Kristen Simonetti (Edison) Sex addiction

According to the National Council on Sexual Addiction Compulsivity an estimated 6-8% of Americans are sex addicts, which are roughly 18-24 million people. Sexual addiction is used to describe the behavior of a person who has an unusually intense sex drive or an obsession with sex.  Sex and the thought of sex tend to dominate the sex addict’s thinking, which then makes it difficult to work or engage in a healthy personal relationship. If more and more people are coming out with this addiction, will it start to be more acceptable in society?
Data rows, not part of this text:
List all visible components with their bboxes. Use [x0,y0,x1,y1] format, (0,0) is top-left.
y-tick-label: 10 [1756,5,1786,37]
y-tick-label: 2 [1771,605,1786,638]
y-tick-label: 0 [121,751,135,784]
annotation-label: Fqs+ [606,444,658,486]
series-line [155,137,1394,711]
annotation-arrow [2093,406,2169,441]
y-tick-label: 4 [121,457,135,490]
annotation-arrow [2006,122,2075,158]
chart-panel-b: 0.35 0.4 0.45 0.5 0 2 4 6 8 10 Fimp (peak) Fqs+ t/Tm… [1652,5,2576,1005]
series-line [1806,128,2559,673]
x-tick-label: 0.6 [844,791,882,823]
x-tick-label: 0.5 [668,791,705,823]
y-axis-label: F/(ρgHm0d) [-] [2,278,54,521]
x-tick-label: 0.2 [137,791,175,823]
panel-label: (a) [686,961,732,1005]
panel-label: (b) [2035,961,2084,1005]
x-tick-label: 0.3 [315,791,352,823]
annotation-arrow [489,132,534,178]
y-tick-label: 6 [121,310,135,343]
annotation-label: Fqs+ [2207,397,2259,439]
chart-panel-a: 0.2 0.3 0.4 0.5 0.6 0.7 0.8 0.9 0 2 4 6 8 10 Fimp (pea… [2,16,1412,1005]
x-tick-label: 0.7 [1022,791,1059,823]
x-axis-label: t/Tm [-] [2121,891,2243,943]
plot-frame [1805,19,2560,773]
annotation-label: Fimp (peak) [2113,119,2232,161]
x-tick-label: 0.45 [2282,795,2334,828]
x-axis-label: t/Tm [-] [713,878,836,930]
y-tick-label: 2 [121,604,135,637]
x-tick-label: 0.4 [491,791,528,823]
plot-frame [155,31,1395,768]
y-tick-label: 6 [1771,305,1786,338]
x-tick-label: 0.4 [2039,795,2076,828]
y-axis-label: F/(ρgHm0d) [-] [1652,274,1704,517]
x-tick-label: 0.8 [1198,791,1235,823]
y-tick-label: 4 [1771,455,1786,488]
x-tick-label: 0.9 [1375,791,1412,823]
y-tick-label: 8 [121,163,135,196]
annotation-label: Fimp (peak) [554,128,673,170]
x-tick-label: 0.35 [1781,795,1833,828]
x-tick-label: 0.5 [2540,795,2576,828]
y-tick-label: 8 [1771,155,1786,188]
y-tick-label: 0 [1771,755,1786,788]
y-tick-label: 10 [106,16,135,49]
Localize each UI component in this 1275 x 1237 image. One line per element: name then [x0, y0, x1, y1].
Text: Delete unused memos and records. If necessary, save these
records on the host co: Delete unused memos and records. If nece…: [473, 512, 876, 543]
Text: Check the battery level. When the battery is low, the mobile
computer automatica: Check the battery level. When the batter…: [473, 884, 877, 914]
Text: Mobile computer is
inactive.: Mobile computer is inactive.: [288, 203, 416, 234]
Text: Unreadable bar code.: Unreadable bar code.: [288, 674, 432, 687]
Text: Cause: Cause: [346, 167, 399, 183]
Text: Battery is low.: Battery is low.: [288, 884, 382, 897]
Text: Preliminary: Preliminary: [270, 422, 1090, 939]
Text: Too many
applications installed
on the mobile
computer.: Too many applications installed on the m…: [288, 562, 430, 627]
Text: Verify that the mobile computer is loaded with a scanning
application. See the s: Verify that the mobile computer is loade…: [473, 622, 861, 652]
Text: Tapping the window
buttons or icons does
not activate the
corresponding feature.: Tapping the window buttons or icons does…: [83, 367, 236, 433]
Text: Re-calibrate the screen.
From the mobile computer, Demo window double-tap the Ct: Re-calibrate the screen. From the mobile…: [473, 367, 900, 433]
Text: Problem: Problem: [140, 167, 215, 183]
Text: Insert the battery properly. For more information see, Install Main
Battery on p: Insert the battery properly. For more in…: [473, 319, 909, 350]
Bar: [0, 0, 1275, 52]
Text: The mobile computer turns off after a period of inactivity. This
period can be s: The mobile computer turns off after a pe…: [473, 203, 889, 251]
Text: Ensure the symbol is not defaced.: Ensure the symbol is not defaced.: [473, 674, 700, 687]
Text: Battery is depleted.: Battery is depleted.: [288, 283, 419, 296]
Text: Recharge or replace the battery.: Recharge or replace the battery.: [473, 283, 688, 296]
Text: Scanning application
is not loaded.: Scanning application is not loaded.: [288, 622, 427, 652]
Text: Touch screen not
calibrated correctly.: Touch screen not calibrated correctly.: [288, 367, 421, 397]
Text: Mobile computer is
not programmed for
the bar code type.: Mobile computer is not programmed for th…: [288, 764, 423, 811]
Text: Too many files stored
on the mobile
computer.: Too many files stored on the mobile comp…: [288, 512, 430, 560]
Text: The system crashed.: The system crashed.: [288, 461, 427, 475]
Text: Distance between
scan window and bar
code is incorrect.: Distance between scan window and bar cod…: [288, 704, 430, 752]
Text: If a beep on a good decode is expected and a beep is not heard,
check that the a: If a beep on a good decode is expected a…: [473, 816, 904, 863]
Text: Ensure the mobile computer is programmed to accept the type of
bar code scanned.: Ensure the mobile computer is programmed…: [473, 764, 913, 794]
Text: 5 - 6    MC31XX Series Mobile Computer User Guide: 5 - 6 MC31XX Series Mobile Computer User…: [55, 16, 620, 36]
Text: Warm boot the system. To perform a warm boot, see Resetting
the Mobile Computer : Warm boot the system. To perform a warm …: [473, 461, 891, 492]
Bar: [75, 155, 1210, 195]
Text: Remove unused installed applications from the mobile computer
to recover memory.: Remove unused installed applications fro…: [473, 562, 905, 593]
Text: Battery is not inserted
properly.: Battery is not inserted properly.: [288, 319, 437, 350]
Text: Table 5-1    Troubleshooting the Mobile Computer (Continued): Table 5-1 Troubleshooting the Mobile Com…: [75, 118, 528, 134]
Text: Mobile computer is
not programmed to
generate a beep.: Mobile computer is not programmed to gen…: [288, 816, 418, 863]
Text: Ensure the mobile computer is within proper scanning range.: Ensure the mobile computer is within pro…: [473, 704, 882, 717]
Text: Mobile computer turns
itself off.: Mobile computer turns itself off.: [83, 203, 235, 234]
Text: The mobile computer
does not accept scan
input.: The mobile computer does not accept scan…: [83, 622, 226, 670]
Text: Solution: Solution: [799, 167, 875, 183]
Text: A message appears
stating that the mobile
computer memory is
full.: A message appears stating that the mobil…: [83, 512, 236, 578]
If so, will this have to become a topic of discussion when you first start dating someone to avoid the shock when you find out your partner has been unfaithful?

 

            Some psychologists and sociologists disagree on whether sex addiction is real or not.  According to the Diagnostics and Statistical Manual of Mental Disorders, sexual addiction is not listed. Why? Sociologists, Martin P Levine and Richard Troiden argue that simply shifting societal values are the main reason to blame. They believe the sex addict theory amounts to “transforming sin into sickness”  Levine said self-help groups like Sex Addicts Anonymous and Sexaholics Anonymous simply try “to shut down the sexual behavior and not deal with the underlying problem” for those who are unhappy because their frequent sexual behavior violates moral standards. “It used to be that people said, `The devil made me do this.’ Now they say, `My disease made me do this.’ If you enter the role of being a sick person, you’re not responsible for the behavior.”     

            

Levine and Troiden have some really good points of view on their feelings of sex addiction, but it seems that this addiction is growing. There are many treatment facilities around the country that offer a 12 step program which prohibits them from sexual stimulants (ex. porn) form 90 days, the same amount of time it typically takes for the brain chemicals to stop craving and the body to undergo withdrawls.  Just like alcoholics and drug addicts are instructed to never have a drink or get high again, sex addicts are prohibited from self – gratification. They are to focus on having making sex more of an emotional experience with a loving partner, rather than just for pure sexual gratification.

 

Now that celebrities are coming out with this addiction after being caught being unfaithful (ie, Tiger Woods, David Duchovny). Are more and more people going to start using that as an excuse like Levine mentioned earlier? Michael Douglas reportedly has a signed prenup with his wife Catherine Zeta-Jones that includes a $5 million “straying free” should he sleep with someone other than his wife. I’m curious to see which way our society will go about opening up with their spouses on this issue.

    

http://ils.unc.edu/~viles/172i/users/big/docs/AP881031-0282

 

http://www.cbsnews.com/stories/2008/08/30/earlyshow/health/main4400786.shtml

http://www.sacbee.com/2010/02/20/2550891/sex-poiu-opiu-opiu-opui-opiu-ipui.html

http://www.msnbc.msn.com/id/35464930/ns/health-sexual_health/#storyContinued

http://www.myaddiction.com/education/articles/sex_statistics.html

http://www.webmd.com/sexual-conditions/guide/sexual-addiction

2 Responses to “Kristen Simonetti (Edison) Sex addiction”

  1. Cheri Wine says:

    Go Catherine Zeta-Jones! How sad that, that has to written out in a prenup though. THe vows you take on your wedding day clearly state to be faithful to one another. It isn’t enought to stand by your word anymore? Do you think we as a society forgive too easly, making it more acceptable to cheat, or that we quit too early, obsessed as a contry with instant gradification?